某公民館疑惑vol.3(今の時代の公民館のあり方)
進捗があったわけではないのですが、今日フェイスブックで公民館のあり方について書かれた記事があり、運営の実態がいかに深刻か、理解度の温度差がかなり激しいことをあらためて感じました。
特に郊外の地区では、65歳以上の方が持ち回りで館長をやっいてるケースが多く、必然的に三役や委員も高齢な場合がほとんどでしょう。昔ながらの慣習が根強く時代にそぐわない決まりごとや考え方が横行しがちです。むろんインターネットをはじめ新しい技術や、流行やデータにも疎いので、自分たちの地区が置かれている状況や環境を第三者的に見れる人も少ないし、いてもそれを導入する勇気なども、なかなか沸かないのが現状だろうと思われます。運営そのものが危機的状態に陥り、もはや自治会として機能していない地区もあると思われます。
その最大の要因は少子高齢化であることは言うまでもありません。そもそも「65歳以上の持ち回り」という暗黙のシステムの背景には、会社をリタイヤしたか全盛期ほどの労働を強いられていないから、というのがあるでしょう。しかしそれが機能していたのは年齢層に偏りがなかった時代であり、今の西岳地区のように「2人に1人が老人」という状態であれば、機能するはずがないのは明らかです。つまり今の状況は「人生のベテラン」ですら初めて体験しているわけです。
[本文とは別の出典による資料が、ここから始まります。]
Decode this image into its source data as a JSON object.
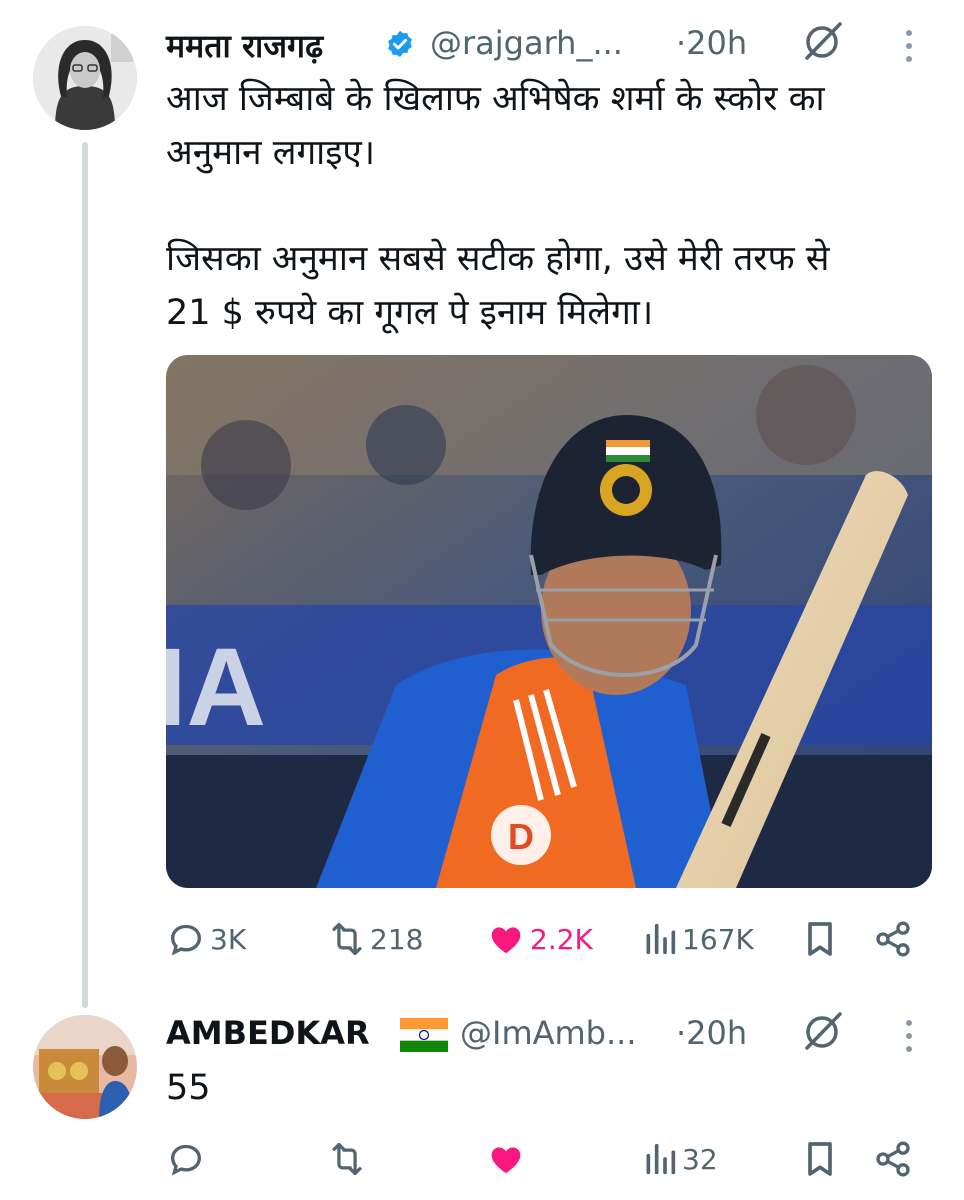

若者がいないから労力がなく、活気もなく、知恵や発想もない状態ではジリ貧は免れられず、子供がいなければ将来への期待や喜びもないのでモチベーションもあがりません。
昨年、都城市では「市長と語ろう! スマイル・ミーティング」という企画がありました。池田市長の就任一年目、市内15地区15会場で、市長自らが市民へ新しいまちづくりの方向性について直接説明し、質問や意見を聞くと言う画期的と言えるもので、僕も行きたかったのですが予定が重なり悔しい思いをしたのを覚えています。
現在、市のサイトではその企画の内容が15地区ごとに掲載されています。

15地区での男女別参加者数です。40~100名ほどの参加者がそれぞれあったようですが、人口に対しての参加率はどうでしょうか?

このグラフでわかるように、その地域の深刻さと参加率は完全に比例しています。言い換えれば「市政への関心度のグラフ」と言ってもまぁ間違いではないでしょう。特に女性の参加率は低く、中でも横市地区と志和地地区の女性参加率は壊滅的です。逆に山之口と中郷は比較的高いようです。
結論から言うと、今から何らかの施策(イベントや優遇制度など)はもはや意味を持たないでしょう。やはり過疎地区が行き倒れになる前に近隣との統合や中心部に向けての移住、小中学校の統合などを早急に進める必要があり、当面、「市職員の自治会への派遣(自治会ごとの担当職員の設置)」で凌ぐしかないのは、実はわかりきっているのです。
当面は15地区それぞれに1名の担当職員を置き、無理のない範囲で関わりを持っていき、徐々にそのシステムを構築していくべきで、場合によっては増員や権限の分担を進めていくべきでしょう。
各地区の担当職員の職務としては、やはり適正な館長・役員の選定誘導、行事の運営効率の指導(けして代行ではない)、時代にあったツールの指導等、情報の共有…といろいろあるでしょうが、いずれにしても早く取り掛からないと手遅れになりかねません。